Copayments and Benefit Percentages
The plan's coinsurance (percentage coverage) does not begin until after the annual deductible has been met. All copayments apply before the annual deductible. The copayments and percentages of reimbursement are listed under the Summary of NAP Benefits.
Eligible Expenses will be reimbursed based on negotiated rates for network providers and Customary and Reasonable Charges for non-network providers, after any copayments and after meeting the annual deductible. If your non-network provider bills an amount above the Customary and Reasonable Charges (Eligible Expenses), you will be responsible for paying this difference along with your coinsurance. Network providers have agreed not to charge you more than the negotiated rate, so you will not be responsible for any amount in excess of the negotiated rate for Covered Health Services when you use a network provider.
Outpatient Hospital Services
The NAP provides coverage for outpatient hospital services including outpatient surgery, radiation therapy, chemotherapy and hemodialysis. For outpatient hospital emergency room visits, you must pay a $35 copayment for each visit. Your $35 copayment will not be applied to your annual deductible; however, it will count toward your annual out-of-pocket maximum (see "Plan Maximums"). Please note that any labwork and/or X-rays you receive are covered separately after the deductible at 90% in-network and 70% out-of-network.

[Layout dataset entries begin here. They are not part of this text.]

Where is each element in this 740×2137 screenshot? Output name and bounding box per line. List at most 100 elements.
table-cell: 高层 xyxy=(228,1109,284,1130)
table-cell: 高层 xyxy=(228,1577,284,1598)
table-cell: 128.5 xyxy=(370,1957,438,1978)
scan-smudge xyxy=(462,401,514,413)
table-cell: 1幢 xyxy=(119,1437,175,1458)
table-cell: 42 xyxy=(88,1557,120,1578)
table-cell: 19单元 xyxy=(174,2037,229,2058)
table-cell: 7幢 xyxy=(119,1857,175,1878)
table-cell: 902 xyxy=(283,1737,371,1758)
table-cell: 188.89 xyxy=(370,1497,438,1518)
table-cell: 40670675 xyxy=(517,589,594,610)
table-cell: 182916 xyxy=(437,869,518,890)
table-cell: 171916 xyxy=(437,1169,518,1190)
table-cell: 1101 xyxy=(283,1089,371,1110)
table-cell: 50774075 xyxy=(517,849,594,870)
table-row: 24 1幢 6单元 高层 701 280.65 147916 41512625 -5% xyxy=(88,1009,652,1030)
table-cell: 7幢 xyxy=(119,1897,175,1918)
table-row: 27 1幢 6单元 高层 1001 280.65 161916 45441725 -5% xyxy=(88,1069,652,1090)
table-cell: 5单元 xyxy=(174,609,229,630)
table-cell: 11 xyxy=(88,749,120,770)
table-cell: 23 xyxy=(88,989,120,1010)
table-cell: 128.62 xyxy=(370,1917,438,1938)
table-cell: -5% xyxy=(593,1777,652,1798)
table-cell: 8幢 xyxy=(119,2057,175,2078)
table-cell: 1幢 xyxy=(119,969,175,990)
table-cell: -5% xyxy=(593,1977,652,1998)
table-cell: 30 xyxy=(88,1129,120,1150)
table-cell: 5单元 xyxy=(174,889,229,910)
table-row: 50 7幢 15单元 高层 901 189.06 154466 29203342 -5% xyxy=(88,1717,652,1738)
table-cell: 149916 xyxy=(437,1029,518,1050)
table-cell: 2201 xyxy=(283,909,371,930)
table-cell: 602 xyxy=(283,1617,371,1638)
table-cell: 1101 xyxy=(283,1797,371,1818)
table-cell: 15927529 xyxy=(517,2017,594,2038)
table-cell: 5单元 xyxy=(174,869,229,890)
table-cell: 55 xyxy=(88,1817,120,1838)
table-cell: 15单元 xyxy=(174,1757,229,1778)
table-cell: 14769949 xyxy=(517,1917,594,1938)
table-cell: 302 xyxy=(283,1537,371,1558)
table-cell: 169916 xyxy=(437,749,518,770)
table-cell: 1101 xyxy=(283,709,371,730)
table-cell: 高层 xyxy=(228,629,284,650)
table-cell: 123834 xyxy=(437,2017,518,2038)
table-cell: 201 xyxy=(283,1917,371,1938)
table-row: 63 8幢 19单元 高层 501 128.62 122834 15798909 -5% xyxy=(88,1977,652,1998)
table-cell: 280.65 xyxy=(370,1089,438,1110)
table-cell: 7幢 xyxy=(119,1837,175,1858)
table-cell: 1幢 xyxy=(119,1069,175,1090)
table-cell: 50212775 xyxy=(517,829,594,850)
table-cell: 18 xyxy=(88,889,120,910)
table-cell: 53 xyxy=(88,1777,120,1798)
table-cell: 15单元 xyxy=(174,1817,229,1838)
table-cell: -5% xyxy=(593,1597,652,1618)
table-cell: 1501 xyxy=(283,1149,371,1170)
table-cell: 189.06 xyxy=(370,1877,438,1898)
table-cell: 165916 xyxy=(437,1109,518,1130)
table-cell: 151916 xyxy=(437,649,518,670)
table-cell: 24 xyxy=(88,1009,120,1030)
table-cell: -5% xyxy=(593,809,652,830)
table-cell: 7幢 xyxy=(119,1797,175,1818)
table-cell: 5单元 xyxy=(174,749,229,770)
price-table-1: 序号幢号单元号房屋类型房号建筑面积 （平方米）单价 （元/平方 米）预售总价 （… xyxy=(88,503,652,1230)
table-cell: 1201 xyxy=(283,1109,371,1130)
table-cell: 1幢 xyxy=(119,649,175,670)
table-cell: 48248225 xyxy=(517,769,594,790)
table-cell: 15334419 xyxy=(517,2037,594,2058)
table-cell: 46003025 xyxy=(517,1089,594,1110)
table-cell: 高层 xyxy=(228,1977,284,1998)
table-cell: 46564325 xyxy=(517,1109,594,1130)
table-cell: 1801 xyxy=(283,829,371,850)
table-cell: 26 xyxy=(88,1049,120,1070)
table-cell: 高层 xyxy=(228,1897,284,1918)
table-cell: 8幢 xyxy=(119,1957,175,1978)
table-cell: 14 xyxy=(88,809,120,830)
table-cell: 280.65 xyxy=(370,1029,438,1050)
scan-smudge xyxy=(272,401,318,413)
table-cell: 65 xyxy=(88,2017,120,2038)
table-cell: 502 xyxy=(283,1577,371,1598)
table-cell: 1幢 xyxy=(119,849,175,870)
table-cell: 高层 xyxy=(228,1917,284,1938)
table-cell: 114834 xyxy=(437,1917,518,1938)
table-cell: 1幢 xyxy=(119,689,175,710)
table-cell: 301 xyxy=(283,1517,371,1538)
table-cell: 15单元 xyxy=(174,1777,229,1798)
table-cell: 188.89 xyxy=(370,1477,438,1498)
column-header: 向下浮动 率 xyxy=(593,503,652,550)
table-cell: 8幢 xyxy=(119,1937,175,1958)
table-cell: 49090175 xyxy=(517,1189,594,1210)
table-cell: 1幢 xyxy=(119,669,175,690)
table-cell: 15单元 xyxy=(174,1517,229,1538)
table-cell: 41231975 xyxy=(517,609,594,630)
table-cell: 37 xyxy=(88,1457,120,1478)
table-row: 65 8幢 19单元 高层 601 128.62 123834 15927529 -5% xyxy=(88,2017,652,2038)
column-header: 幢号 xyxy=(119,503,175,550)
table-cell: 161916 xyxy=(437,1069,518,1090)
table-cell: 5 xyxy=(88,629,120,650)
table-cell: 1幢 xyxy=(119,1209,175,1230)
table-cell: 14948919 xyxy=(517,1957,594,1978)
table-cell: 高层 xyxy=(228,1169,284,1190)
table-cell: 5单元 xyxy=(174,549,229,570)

Physician Office Visit Copayment
Benefits are provided for primary care physician office visits for illness or disease after you pay a $10 copayment per in-network visit and meet your annual deductible. The in-network copayment for a specialist visit is $20. No referral from your primary care physician will be required in order for you to see your specialist. The office visit copayment applies first, then the annual deductible. If you go to a non-network provider, the NAP pays 70% of Customary and Reasonable (C&R) Charges after your deductible (see "How Benefits Are Determined").